Как убиенный за Христа инок вывел его из кольца боевиков, этого Иван не понимает до сих пор. Очнулся он в безопасном месте и уже тут перепугался, увидев, что держит готовую взорваться гранату, и стал, торопясь, обезвреживать её.

Тайна участия усопших в жизни живых сокрыта от нас, но мать Варсонофия знала о ней. Во всяком случае, она советовала инокиням из разорённой обители непременно поминать на панихидах сестёр, умученных в годы гонений:

— Они помогут, ещё как помогут!

А теперь на панихидах в Оптиной поминают монахиню Варсонофию. Смерть странным образом преображает человека в нашем представлении о нём. И юные озорники, которым доставалось, бывало, от монахини за шум и возню в храме, теперь утверждают, что гоняла она их «по справедливости», а вообще-то любила их. Наверное, любила.

И всё же усопших она любила больше живых — они ей были роднее и интереснее, потому что ТАМ уже всё НАСТОЯЩЕЕ. На земле душе тесно в суете сует, и давят заботы о тленном и преходящем. А там душа вольная, там жизнь духовная. Может, потому и странствовала она всю жизнь вне забот о тленном, забывая о житейских нуждах, как забывает взрослый человек о детских игрушках. А вера у монахини Варсонофии была, по сути, простая. Мы же просим на панихидах, поясняла она, чтобы наши усопшие молили Бога о нас. А это не пустые слова. Они действительно молятся о нас, помнят и любят. Всё земное перемелется, останется любовь.

Боюсь что-нибудь преувеличить, но монахиня с таким радостным воодушевлением относилась к усопшим, что после её кончины вспомнились строки, написанные моим другом поэтом Сашей Тихомировым. Умер он рано, а в предчувствии кончины писал:

Догадался по многим приметам,

Что идём мы на праздник большой:

Станем чистым и радостным светом,

Что у каждого есть за душой.

Что-то знала мать Варсонофия об этом нездешнем радостном свете. Похоже, знала.

ВОСПОМИНАНИЕ ЧУДА ВЕЛИКОМУЧЕНИЦЫ ЕВФИМИИ

Сейчас мои друзья Серёжа и Ирина живут во Франции и, слава Богу, в достатке. Но я помню ещё те времена, когда после рождения пятого ребёнка они претерпевали нужду, проживая по соседству со мной в доме возле Оптиной пустыни. Это потом Серёжа стал профессором и доктором математических наук. А тогда ему, молодому учёному, платили такую нищенскую зарплату, что следовало бы уже в день получки становиться на паперть и стоять там с протянутой рукой.
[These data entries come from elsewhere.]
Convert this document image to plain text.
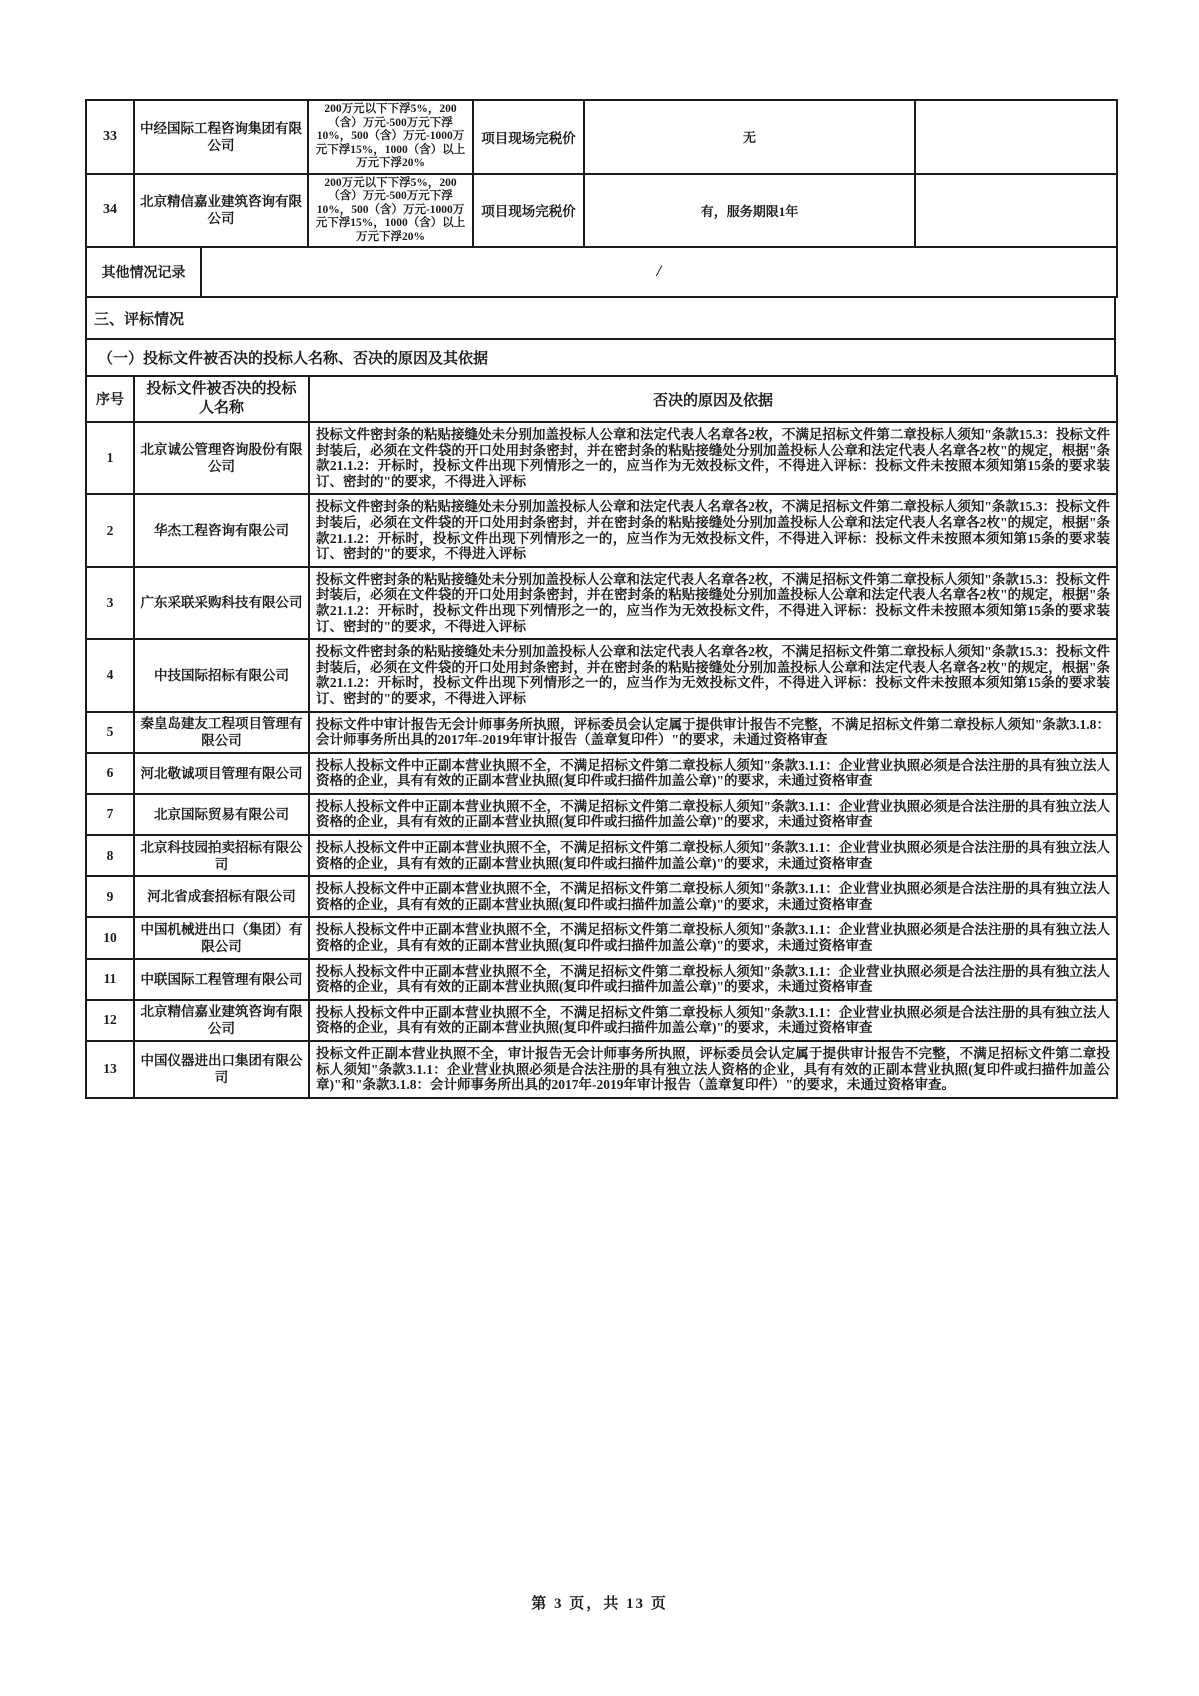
33	中经国际工程咨询集团有限公司	200万元以下下浮5%，200（含）万元-500万元下浮10%，500（含）万元-1000万元下浮15%，1000（含）以上万元下浮20%	项目现场完税价	无	
34	北京精信嘉业建筑咨询有限公司	200万元以下下浮5%，200（含）万元-500万元下浮10%，500（含）万元-1000万元下浮15%，1000（含）以上万元下浮20%	项目现场完税价	有，服务期限1年	
其他情况记录	/
三、评标情况
（一）投标文件被否决的投标人名称、否决的原因及其依据
序号	投标文件被否决的投标人名称	否决的原因及依据
1	北京诚公管理咨询股份有限公司	投标文件密封条的粘贴接缝处未分别加盖投标人公章和法定代表人名章各2枚，不满足招标文件第二章投标人须知"条款15.3：投标文件封装后，必须在文件袋的开口处用封条密封，并在密封条的粘贴接缝处分别加盖投标人公章和法定代表人名章各2枚"的规定，根据"条款21.1.2：开标时，投标文件出现下列情形之一的，应当作为无效投标文件，不得进入评标：投标文件未按照本须知第15条的要求装订、密封的"的要求，不得进入评标
2	华杰工程咨询有限公司	投标文件密封条的粘贴接缝处未分别加盖投标人公章和法定代表人名章各2枚，不满足招标文件第二章投标人须知"条款15.3：投标文件封装后，必须在文件袋的开口处用封条密封，并在密封条的粘贴接缝处分别加盖投标人公章和法定代表人名章各2枚"的规定，根据"条款21.1.2：开标时，投标文件出现下列情形之一的，应当作为无效投标文件，不得进入评标：投标文件未按照本须知第15条的要求装订、密封的"的要求，不得进入评标
3	广东采联采购科技有限公司	投标文件密封条的粘贴接缝处未分别加盖投标人公章和法定代表人名章各2枚，不满足招标文件第二章投标人须知"条款15.3：投标文件封装后，必须在文件袋的开口处用封条密封，并在密封条的粘贴接缝处分别加盖投标人公章和法定代表人名章各2枚"的规定，根据"条款21.1.2：开标时，投标文件出现下列情形之一的，应当作为无效投标文件，不得进入评标：投标文件未按照本须知第15条的要求装订、密封的"的要求，不得进入评标
4	中技国际招标有限公司	投标文件密封条的粘贴接缝处未分别加盖投标人公章和法定代表人名章各2枚，不满足招标文件第二章投标人须知"条款15.3：投标文件封装后，必须在文件袋的开口处用封条密封，并在密封条的粘贴接缝处分别加盖投标人公章和法定代表人名章各2枚"的规定，根据"条款21.1.2：开标时，投标文件出现下列情形之一的，应当作为无效投标文件，不得进入评标：投标文件未按照本须知第15条的要求装订、密封的"的要求，不得进入评标
5	秦皇岛建友工程项目管理有限公司	投标文件中审计报告无会计师事务所执照，评标委员会认定属于提供审计报告不完整，不满足招标文件第二章投标人须知"条款3.1.8：会计师事务所出具的2017年-2019年审计报告（盖章复印件）"的要求，未通过资格审查
6	河北敬诚项目管理有限公司	投标人投标文件中正副本营业执照不全，不满足招标文件第二章投标人须知"条款3.1.1：企业营业执照必须是合法注册的具有独立法人资格的企业，具有有效的正副本营业执照(复印件或扫描件加盖公章)"的要求，未通过资格审查
7	北京国际贸易有限公司	投标人投标文件中正副本营业执照不全，不满足招标文件第二章投标人须知"条款3.1.1：企业营业执照必须是合法注册的具有独立法人资格的企业，具有有效的正副本营业执照(复印件或扫描件加盖公章)"的要求，未通过资格审查
8	北京科技园拍卖招标有限公司	投标人投标文件中正副本营业执照不全，不满足招标文件第二章投标人须知"条款3.1.1：企业营业执照必须是合法注册的具有独立法人资格的企业，具有有效的正副本营业执照(复印件或扫描件加盖公章)"的要求，未通过资格审查
9	河北省成套招标有限公司	投标人投标文件中正副本营业执照不全，不满足招标文件第二章投标人须知"条款3.1.1：企业营业执照必须是合法注册的具有独立法人资格的企业，具有有效的正副本营业执照(复印件或扫描件加盖公章)"的要求，未通过资格审查
10	中国机械进出口（集团）有限公司	投标人投标文件中正副本营业执照不全，不满足招标文件第二章投标人须知"条款3.1.1：企业营业执照必须是合法注册的具有独立法人资格的企业，具有有效的正副本营业执照(复印件或扫描件加盖公章)"的要求，未通过资格审查
11	中联国际工程管理有限公司	投标人投标文件中正副本营业执照不全，不满足招标文件第二章投标人须知"条款3.1.1：企业营业执照必须是合法注册的具有独立法人资格的企业，具有有效的正副本营业执照(复印件或扫描件加盖公章)"的要求，未通过资格审查
12	北京精信嘉业建筑咨询有限公司	投标人投标文件中正副本营业执照不全，不满足招标文件第二章投标人须知"条款3.1.1：企业营业执照必须是合法注册的具有独立法人资格的企业，具有有效的正副本营业执照(复印件或扫描件加盖公章)"的要求，未通过资格审查
13	中国仪器进出口集团有限公司	投标文件正副本营业执照不全，审计报告无会计师事务所执照，评标委员会认定属于提供审计报告不完整，不满足招标文件第二章投标人须知"条款3.1.1：企业营业执照必须是合法注册的具有独立法人资格的企业，具有有效的正副本营业执照(复印件或扫描件加盖公章)"和"条款3.1.8：会计师事务所出具的2017年-2019年审计报告（盖章复印件）"的要求，未通过资格审查。
第 3 页，共 13 页
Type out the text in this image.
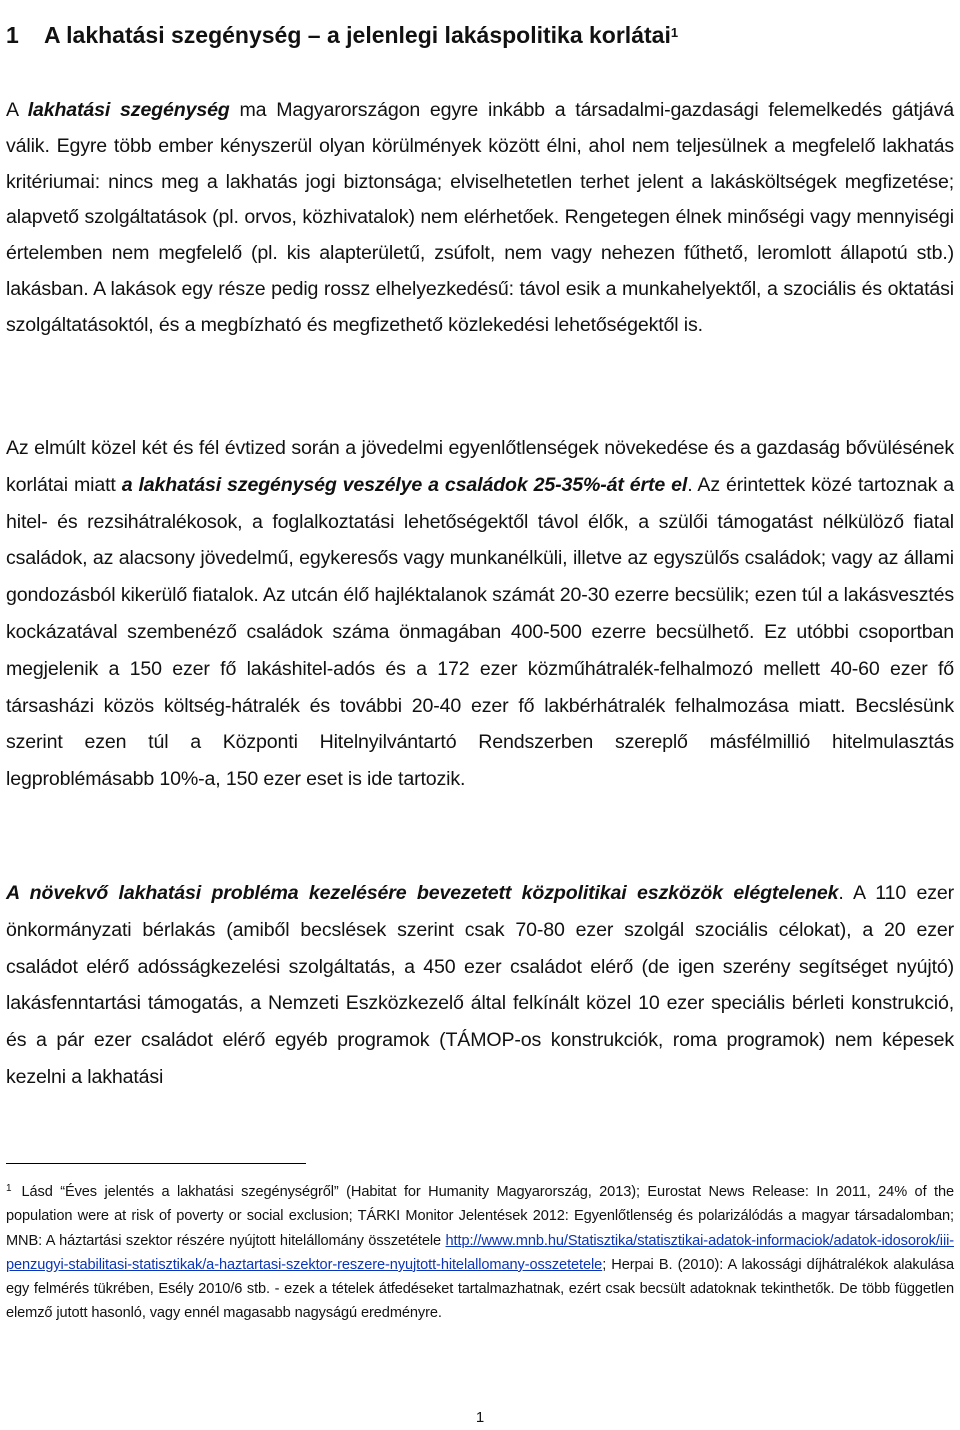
1 A lakhatási szegénység – a jelenlegi lakáspolitika korlátai$^1$

A lakhatási szegénység ma Magyarországon egyre inkább a társadalmi-gazdasági felemelkedés gátjává válik. Egyre több ember kényszerül olyan körülmények között élni, ahol nem teljesülnek a megfelelő lakhatás kritériumai: nincs meg a lakhatás jogi biztonsága; elviselhetetlen terhet jelent a lakásköltségek megfizetése; alapvető szolgáltatások (pl. orvos, közhivatalok) nem elérhetőek. Rengetegen élnek minőségi vagy mennyiségi értelemben nem megfelelő (pl. kis alapterületű, zsúfolt, nem vagy nehezen fűthető, leromlott állapotú stb.) lakásban. A lakások egy része pedig rossz elhelyezkedésű: távol esik a munkahelyektől, a szociális és oktatási szolgáltatásoktól, és a megbízható és megfizethető közlekedési lehetőségektől is.

Az elmúlt közel két és fél évtized során a jövedelmi egyenlőtlenségek növekedése és a gazdaság bővülésének korlátai miatt a lakhatási szegénység veszélye a családok 25-35%-át érte el. Az érintettek közé tartoznak a hitel- és rezsihátralékosok, a foglalkoztatási lehetőségektől távol élők, a szülői támogatást nélkülöző fiatal családok, az alacsony jövedelmű, egykeresős vagy munkanélküli, illetve az egyszülős családok; vagy az állami gondozásból kikerülő fiatalok. Az utcán élő hajléktalanok számát 20-30 ezerre becsülik; ezen túl a lakásvesztés kockázatával szembenéző családok száma önmagában 400-500 ezerre becsülhető. Ez utóbbi csoportban megjelenik a 150 ezer fő lakáshitel-adós és a 172 ezer közműhátralék-felhalmozó mellett 40-60 ezer fő társasházi közös költség-hátralék és további 20-40 ezer fő lakbérhátralék felhalmozása miatt. Becslésünk szerint ezen túl a Központi Hitelnyilvántartó Rendszerben szereplő másfélmillió hitelmulasztás legproblémásabb 10%-a, 150 ezer eset is ide tartozik.

A növekvő lakhatási probléma kezelésére bevezetett közpolitikai eszközök elégtelenek. A 110 ezer önkormányzati bérlakás (amiből becslések szerint csak 70-80 ezer szolgál szociális célokat), a 20 ezer családot elérő adósságkezelési szolgáltatás, a 450 ezer családot elérő (de igen szerény segítséget nyújtó) lakásfenntartási támogatás, a Nemzeti Eszközkezelő által felkínált közel 10 ezer speciális bérleti konstrukció, és a pár ezer családot elérő egyéb programok (TÁMOP-os konstrukciók, roma programok) nem képesek kezelni a lakhatási

$^1$ Lásd “Éves jelentés a lakhatási szegénységről” (Habitat for Humanity Magyarország, 2013); Eurostat News Release: In 2011, 24% of the population were at risk of poverty or social exclusion; TÁRKI Monitor Jelentések 2012: Egyenlőtlenség és polarizálódás a magyar társadalomban; MNB: A háztartási szektor részére nyújtott hitelállomány összetétele http://www.mnb.hu/Statisztika/statisztikai-adatok-informaciok/adatok-idosorok/iii-penzugyi-stabilitasi-statisztikak/a-haztartasi-szektor-reszere-nyujtott-hitelallomany-osszetetele; Herpai B. (2010): A lakossági díjhátralékok alakulása egy felmérés tükrében, Esély 2010/6 stb. - ezek a tételek átfedéseket tartalmazhatnak, ezért csak becsült adatoknak tekinthetők. De több független elemző jutott hasonló, vagy ennél magasabb nagyságú eredményre.

1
На нужду Серёжа с Ирой не роптали, но жили в режиме строжайшей экономии. И сразу после получки Серёжа раскладывал деньги по конвертам: это на молоко, это на крупы, а это на пелёнки новорождённому Санечке.

— А Танечке? — спрашивала мужа Ирина. — Серёжа, пойми, ведь Таня голодает.

И Серёжа начинал перераспределять их скудный бюджет, отнимая что-то от молока и пелёнок, чтобы помочь голодающей Тане. Помогали они Татьяне годами. А мне было известно о Тане одно — после смерти мужа она осталась одна-одинёшенька и впала в такую депрессию, что не могла работать, голодала и несколько раз пыталась покончить с собой, попадая в итоге в психиатрическую больницу.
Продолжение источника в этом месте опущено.